Alors que Tencent, géant chinois du divertissement, se heurte aux mesures répressives de Pékin et à une concurrence agressive dans le secteur du jeu vidéo, l’entreprise cherche à élargir ses horizons. D’après des sources proches de la firme, interrogées par Reuters ce 4 août, Tencent envisagerait de renforcer sa prise de position dans l’éditeur français Ubisoft. Si l’affaire se conclut, l’entreprise chinoise deviendrait l’actionnaire majoritaire de la société, surpassant les parts de la famille Guillemot, fondatrice d’Ubisoft.

Tencent veut vendre ses jeux à l’international

Même si Tencent reste le leader mondial du jeu vidéo, la tendance commence à s’inverser malgré des titres parmi les plus joués dans le monde comme PUBG: Battlegrounds ou Dungeon Fighter Online. Au premier trimestre 2022, la firme a connu sa première baisse de revenus locaux de 1 % dans le jeu vidéo, alors que son chiffre d’affaires au niveau mondial a grimpé de 4 %. Engagé dans une politique restrictive, Pékin n’a pas autorisé Tencent à publier de nouveaux titres dans l’Empire du Milieu depuis juin 2021. Une situation qui permet à la concurrence de se renforcer, poussant Tencent à regarder ailleurs.

Depuis 2018, Tencent possède 5 % du capital d’Ubisoft. Des sources proches de l’entreprise ont affirmé que le géant a entamé des négociations avec l’éditeur français pour augmenter ses parts dans l’entreprise. Dans cette optique, des cadres supérieurs de la firme auraient rencontré en mai dernier la famille Guillemot, qui possède 15 % d’Ubisoft, pour discuter de ce projet.
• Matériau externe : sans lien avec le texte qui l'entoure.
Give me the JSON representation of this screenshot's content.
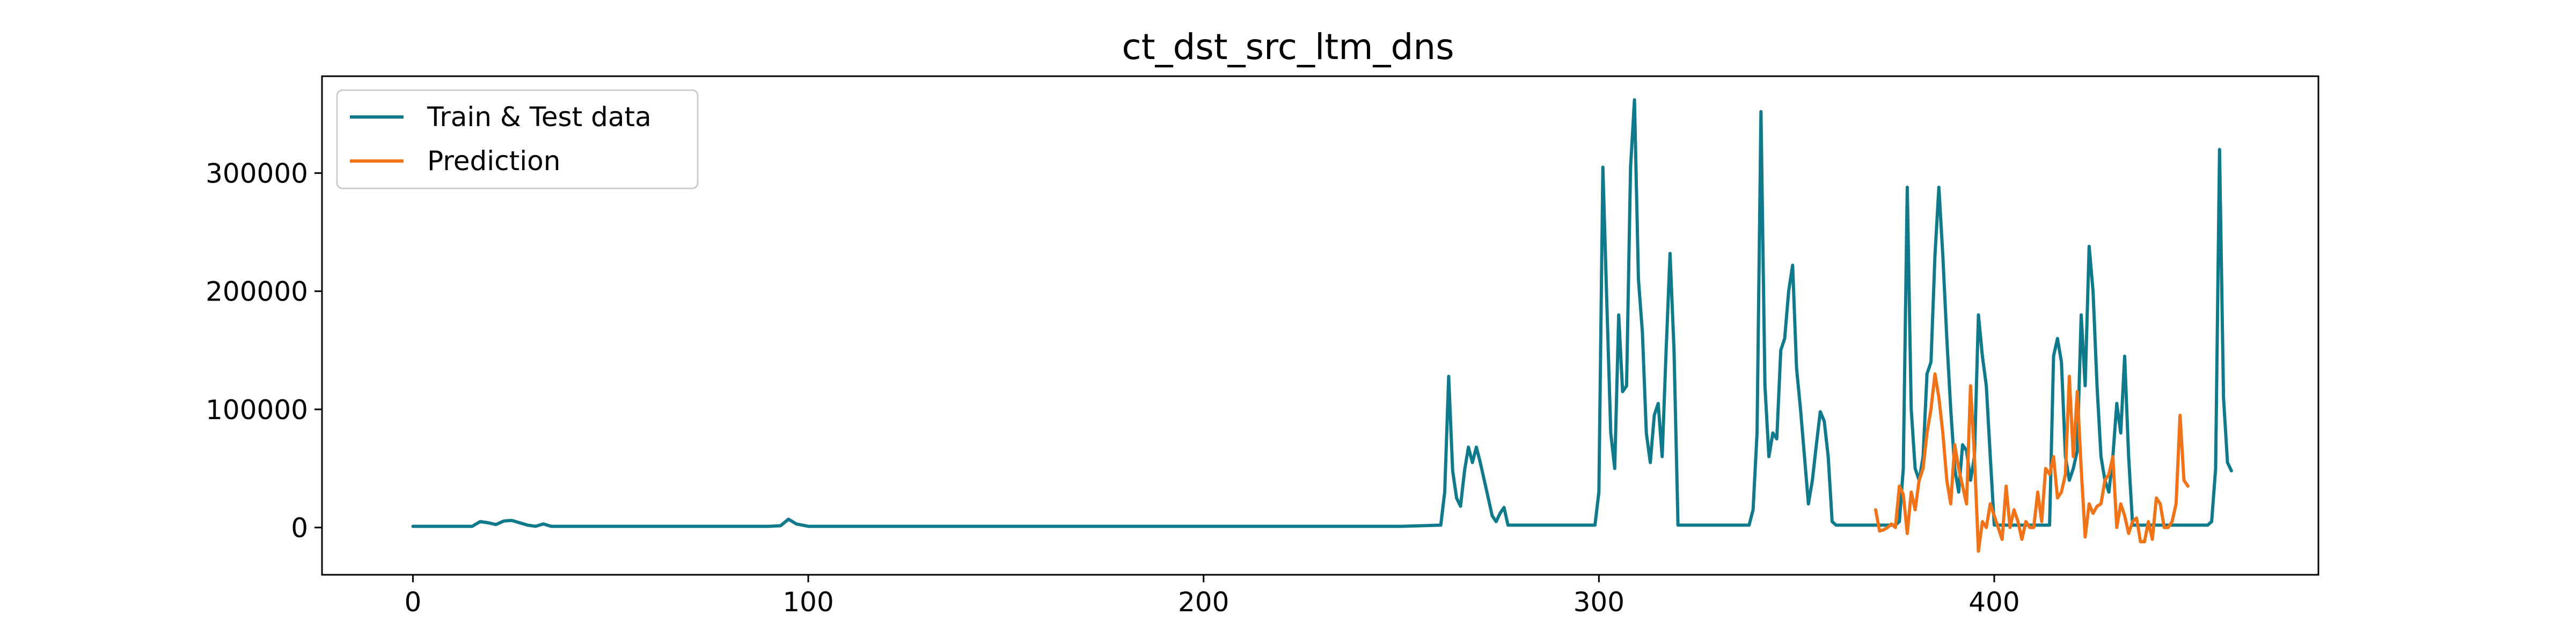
{
  "chart_data": {
    "type": "line",
    "title": "ct_dst_src_ltm_dns",
    "xlabel": "",
    "ylabel": "",
    "xlim": [
      -23,
      482
    ],
    "ylim": [
      -40000,
      382000
    ],
    "x_ticks": [
      0,
      100,
      200,
      300,
      400
    ],
    "y_ticks": [
      0,
      100000,
      200000,
      300000
    ],
    "x_tick_labels": [
      "0",
      "100",
      "200",
      "300",
      "400"
    ],
    "y_tick_labels": [
      "0",
      "100000",
      "200000",
      "300000"
    ],
    "grid": false,
    "legend_position": "upper left",
    "series": [
      {
        "name": "Train & Test data",
        "color": "#0f7a8c",
        "points": [
          [
            0,
            1000
          ],
          [
            5,
            1000
          ],
          [
            10,
            1000
          ],
          [
            15,
            1000
          ],
          [
            17,
            5000
          ],
          [
            19,
            4000
          ],
          [
            21,
            2500
          ],
          [
            23,
            5500
          ],
          [
            25,
            6000
          ],
          [
            27,
            4000
          ],
          [
            29,
            2000
          ],
          [
            31,
            1000
          ],
          [
            33,
            3000
          ],
          [
            35,
            1000
          ],
          [
            40,
            1000
          ],
          [
            50,
            1000
          ],
          [
            60,
            1000
          ],
          [
            70,
            1000
          ],
          [
            80,
            1000
          ],
          [
            90,
            1000
          ],
          [
            93,
            1500
          ],
          [
            95,
            7000
          ],
          [
            97,
            3000
          ],
          [
            100,
            1000
          ],
          [
            120,
            1000
          ],
          [
            140,
            1000
          ],
          [
            160,
            1000
          ],
          [
            180,
            1000
          ],
          [
            200,
            1000
          ],
          [
            220,
            1000
          ],
          [
            240,
            1000
          ],
          [
            250,
            1000
          ],
          [
            255,
            1500
          ],
          [
            260,
            2000
          ],
          [
            261,
            30000
          ],
          [
            262,
            128000
          ],
          [
            263,
            48000
          ],
          [
            264,
            25000
          ],
          [
            265,
            18000
          ],
          [
            266,
            48000
          ],
          [
            267,
            68000
          ],
          [
            268,
            55000
          ],
          [
            269,
            68000
          ],
          [
            270,
            55000
          ],
          [
            271,
            40000
          ],
          [
            272,
            25000
          ],
          [
            273,
            10000
          ],
          [
            274,
            5000
          ],
          [
            275,
            12000
          ],
          [
            276,
            17000
          ],
          [
            277,
            2000
          ],
          [
            280,
            2000
          ],
          [
            285,
            2000
          ],
          [
            290,
            2000
          ],
          [
            295,
            2000
          ],
          [
            299,
            2000
          ],
          [
            300,
            30000
          ],
          [
            301,
            305000
          ],
          [
            302,
            190000
          ],
          [
            303,
            80000
          ],
          [
            304,
            50000
          ],
          [
            305,
            180000
          ],
          [
            306,
            115000
          ],
          [
            307,
            120000
          ],
          [
            308,
            305000
          ],
          [
            309,
            362000
          ],
          [
            310,
            210000
          ],
          [
            311,
            165000
          ],
          [
            312,
            80000
          ],
          [
            313,
            55000
          ],
          [
            314,
            95000
          ],
          [
            315,
            105000
          ],
          [
            316,
            60000
          ],
          [
            317,
            150000
          ],
          [
            318,
            232000
          ],
          [
            319,
            150000
          ],
          [
            320,
            2000
          ],
          [
            325,
            2000
          ],
          [
            330,
            2000
          ],
          [
            335,
            2000
          ],
          [
            338,
            2000
          ],
          [
            339,
            15000
          ],
          [
            340,
            80000
          ],
          [
            341,
            352000
          ],
          [
            342,
            120000
          ],
          [
            343,
            60000
          ],
          [
            344,
            80000
          ],
          [
            345,
            75000
          ],
          [
            346,
            150000
          ],
          [
            347,
            160000
          ],
          [
            348,
            200000
          ],
          [
            349,
            222000
          ],
          [
            350,
            135000
          ],
          [
            351,
            100000
          ],
          [
            352,
            60000
          ],
          [
            353,
            20000
          ],
          [
            354,
            40000
          ],
          [
            355,
            70000
          ],
          [
            356,
            98000
          ],
          [
            357,
            90000
          ],
          [
            358,
            60000
          ],
          [
            359,
            5000
          ],
          [
            360,
            2000
          ],
          [
            370,
            2000
          ],
          [
            375,
            2000
          ],
          [
            376,
            5000
          ],
          [
            377,
            50000
          ],
          [
            378,
            288000
          ],
          [
            379,
            100000
          ],
          [
            380,
            50000
          ],
          [
            381,
            40000
          ],
          [
            382,
            60000
          ],
          [
            383,
            130000
          ],
          [
            384,
            140000
          ],
          [
            385,
            230000
          ],
          [
            386,
            288000
          ],
          [
            387,
            230000
          ],
          [
            388,
            160000
          ],
          [
            389,
            100000
          ],
          [
            390,
            50000
          ],
          [
            391,
            30000
          ],
          [
            392,
            70000
          ],
          [
            393,
            65000
          ],
          [
            394,
            40000
          ],
          [
            395,
            60000
          ],
          [
            396,
            180000
          ],
          [
            397,
            145000
          ],
          [
            398,
            120000
          ],
          [
            399,
            60000
          ],
          [
            400,
            2000
          ],
          [
            405,
            2000
          ],
          [
            410,
            2000
          ],
          [
            414,
            2000
          ],
          [
            415,
            145000
          ],
          [
            416,
            160000
          ],
          [
            417,
            140000
          ],
          [
            418,
            60000
          ],
          [
            419,
            40000
          ],
          [
            420,
            50000
          ],
          [
            421,
            65000
          ],
          [
            422,
            180000
          ],
          [
            423,
            120000
          ],
          [
            424,
            238000
          ],
          [
            425,
            200000
          ],
          [
            426,
            120000
          ],
          [
            427,
            60000
          ],
          [
            428,
            40000
          ],
          [
            429,
            30000
          ],
          [
            430,
            60000
          ],
          [
            431,
            105000
          ],
          [
            432,
            80000
          ],
          [
            433,
            145000
          ],
          [
            434,
            60000
          ],
          [
            435,
            2000
          ],
          [
            440,
            2000
          ],
          [
            445,
            2000
          ],
          [
            450,
            2000
          ],
          [
            454,
            2000
          ],
          [
            455,
            5000
          ],
          [
            456,
            50000
          ],
          [
            457,
            320000
          ],
          [
            458,
            110000
          ],
          [
            459,
            55000
          ],
          [
            460,
            48000
          ]
        ]
      },
      {
        "name": "Prediction",
        "color": "#f07318",
        "points": [
          [
            370,
            15000
          ],
          [
            371,
            -3000
          ],
          [
            372,
            -2000
          ],
          [
            373,
            0
          ],
          [
            374,
            3000
          ],
          [
            375,
            0
          ],
          [
            376,
            35000
          ],
          [
            377,
            28000
          ],
          [
            378,
            -5000
          ],
          [
            379,
            30000
          ],
          [
            380,
            15000
          ],
          [
            381,
            40000
          ],
          [
            382,
            50000
          ],
          [
            383,
            80000
          ],
          [
            384,
            100000
          ],
          [
            385,
            130000
          ],
          [
            386,
            110000
          ],
          [
            387,
            80000
          ],
          [
            388,
            40000
          ],
          [
            389,
            20000
          ],
          [
            390,
            70000
          ],
          [
            391,
            50000
          ],
          [
            392,
            35000
          ],
          [
            393,
            20000
          ],
          [
            394,
            120000
          ],
          [
            395,
            60000
          ],
          [
            396,
            -20000
          ],
          [
            397,
            5000
          ],
          [
            398,
            0
          ],
          [
            399,
            20000
          ],
          [
            400,
            10000
          ],
          [
            401,
            0
          ],
          [
            402,
            -10000
          ],
          [
            403,
            35000
          ],
          [
            404,
            0
          ],
          [
            405,
            15000
          ],
          [
            406,
            5000
          ],
          [
            407,
            -10000
          ],
          [
            408,
            5000
          ],
          [
            409,
            0
          ],
          [
            410,
            0
          ],
          [
            411,
            30000
          ],
          [
            412,
            5000
          ],
          [
            413,
            50000
          ],
          [
            414,
            45000
          ],
          [
            415,
            60000
          ],
          [
            416,
            25000
          ],
          [
            417,
            30000
          ],
          [
            418,
            45000
          ],
          [
            419,
            128000
          ],
          [
            420,
            60000
          ],
          [
            421,
            115000
          ],
          [
            422,
            50000
          ],
          [
            423,
            -8000
          ],
          [
            424,
            20000
          ],
          [
            425,
            12000
          ],
          [
            426,
            18000
          ],
          [
            427,
            20000
          ],
          [
            428,
            40000
          ],
          [
            429,
            45000
          ],
          [
            430,
            60000
          ],
          [
            431,
            0
          ],
          [
            432,
            20000
          ],
          [
            433,
            10000
          ],
          [
            434,
            -5000
          ],
          [
            435,
            5000
          ],
          [
            436,
            8000
          ],
          [
            437,
            -12000
          ],
          [
            438,
            -12000
          ],
          [
            439,
            5000
          ],
          [
            440,
            -10000
          ],
          [
            441,
            25000
          ],
          [
            442,
            20000
          ],
          [
            443,
            0
          ],
          [
            444,
            0
          ],
          [
            445,
            5000
          ],
          [
            446,
            20000
          ],
          [
            447,
            95000
          ],
          [
            448,
            40000
          ],
          [
            449,
            35000
          ]
        ]
      }
    ]
  }
}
Tencent serait prêt à offrir jusqu’à 100 euros par action pour acquérir des parts supplémentaires, alors qu’elle avait payé 66 euros lors de sa prise de position en 2018 et que l’action coûte aujourd’hui 44 euros. Ce prix extrêmement agressif a pour but d’assurer à Tencent de ne pas être devancé. Une des sources interrogées par Reuters affirme que « Tencent est déterminé à conclure l’accord, car Ubisoft est un atout important pour Tencent ».

Ubisoft prêt à céder son indépendance ?

Ubisoft a longtemps lutté pour son indépendance éditoriale et créative. En 2018, l’éditeur avait réussi à se séparer de Vivendi qui avait vendu les 27,27 % de parts que le groupe possédait dans Ubisoft. Depuis, la famille Guillemot est restée l’actionnaire majoritaire. Si Ubisoft accepte l’offre de Tencent, il s’agira d’un véritable basculement dans la stratégie de la société française.

Ce changement pourrait être lié aux difficultés opérationnelles que rencontrerait actuellement l’éditeur de jeux vidéo. Il a récemment décalé la sortie de plusieurs titres comme Avatar: Fontiers of Pandora ainsi que le prochain Assassin’s Creed. Il a aussi pris la décision radicale d’annuler quatre projets en cours, dont Splinter Cell VR et Ghost Recon Frontline.

Ce n’est pas la première fois que Tencent s’intéresse à un éditeur étranger. La firme chinoise a déjà une participation importante dans le développeur américain Riot Games et dans le géant Epic Game. En 2016, elle avait acquis des parts majoritaires dans Supercell, un des leaders des jeux sur mobile, pour 8,6 milliards de dollars. L’entreprise s’engage également dans des collaborations avec des acteurs occidentaux, comme avec l’annonce d’une nouvelle console portable.